“Practice makes perfect.” is an often repeated phrase in the world of music lessons, but it’s a misleading one at best. Truth is, practice doesn’t make perfect. If that were true the person who practices the greatest amount of time will achieve the most. However,there are many students who “practice” diligently but never make progress in the ways that our necessary. There are others who seemingly practice little but progress in great strides. What’s happening?
The reality is, “Perfect practice makes perfect.”
What’s the difference?
The difference is in the quality of practice, not quantity, and it makes all the difference.
Here are examples of bad practice:
- Consuming study material as fast as possible without completely internalizing the lessons within.
- Continually repeating mistakes with the hope that it will work itself out eventually.
- Always starting from the beginning of whatever study material.
- Trying to play fast without being accurate.
- Practicing without an understanding of rhythmic placement.
While you might make initial progress while practicing badly, you will quickly plateau if you never address the core problems. Worse yet, you may learn bad habits and will have to spend more time fixing those than had you practiced properly.
Here are some examples of perfect practice:
- Extracting as many musical lessons as you can from a single piece of material.

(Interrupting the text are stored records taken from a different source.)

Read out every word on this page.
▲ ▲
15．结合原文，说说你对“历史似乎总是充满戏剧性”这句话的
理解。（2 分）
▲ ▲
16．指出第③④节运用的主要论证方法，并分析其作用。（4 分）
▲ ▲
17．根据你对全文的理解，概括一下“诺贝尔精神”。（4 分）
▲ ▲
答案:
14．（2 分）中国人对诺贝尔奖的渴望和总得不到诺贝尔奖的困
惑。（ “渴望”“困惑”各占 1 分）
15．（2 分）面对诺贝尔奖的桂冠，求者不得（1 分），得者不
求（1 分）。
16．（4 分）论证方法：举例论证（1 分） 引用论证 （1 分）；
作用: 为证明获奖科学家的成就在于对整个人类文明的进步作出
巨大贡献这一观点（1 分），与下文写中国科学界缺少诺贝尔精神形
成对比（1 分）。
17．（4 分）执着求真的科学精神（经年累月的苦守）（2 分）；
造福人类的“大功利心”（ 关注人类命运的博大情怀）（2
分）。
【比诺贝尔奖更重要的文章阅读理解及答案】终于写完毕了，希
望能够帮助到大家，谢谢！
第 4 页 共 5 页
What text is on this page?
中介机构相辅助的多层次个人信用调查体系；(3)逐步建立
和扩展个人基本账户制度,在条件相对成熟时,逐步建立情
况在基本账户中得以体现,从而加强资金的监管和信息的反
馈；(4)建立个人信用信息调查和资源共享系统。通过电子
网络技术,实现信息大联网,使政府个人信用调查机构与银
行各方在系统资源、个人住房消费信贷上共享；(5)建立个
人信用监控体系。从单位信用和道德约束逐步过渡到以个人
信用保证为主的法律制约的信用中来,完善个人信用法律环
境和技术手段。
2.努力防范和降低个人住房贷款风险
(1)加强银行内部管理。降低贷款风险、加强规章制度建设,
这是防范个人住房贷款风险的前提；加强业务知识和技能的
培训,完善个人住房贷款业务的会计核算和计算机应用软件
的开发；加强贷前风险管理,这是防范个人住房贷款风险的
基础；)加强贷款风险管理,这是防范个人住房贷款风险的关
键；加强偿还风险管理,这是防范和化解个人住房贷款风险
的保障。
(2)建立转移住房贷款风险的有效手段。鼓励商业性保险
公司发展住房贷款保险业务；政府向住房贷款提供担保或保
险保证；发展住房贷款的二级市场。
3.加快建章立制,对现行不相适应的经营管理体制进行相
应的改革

- Practicing good technique slowly, and gradually increasing the speed as the movements become internalized.
- Extrapolating problem areas in a piece of music and fixing them before reintroducing them into the full context.
- Practicing with a metronome click placed on different beats to reinforce your internal sense of rhythm.
Perfect practicing will make sure that you address all of your problems and ensure steady musical progress.
Perfect practice is also a great time saver! This is a powerful motivator for me, or anyone who finds limited time for practice. If you don’t practice perfectly, you will inevitably have to correct the bad habits you pickup. As a result you will be spending more time on material that could have been conquered if you did it correctly from the start.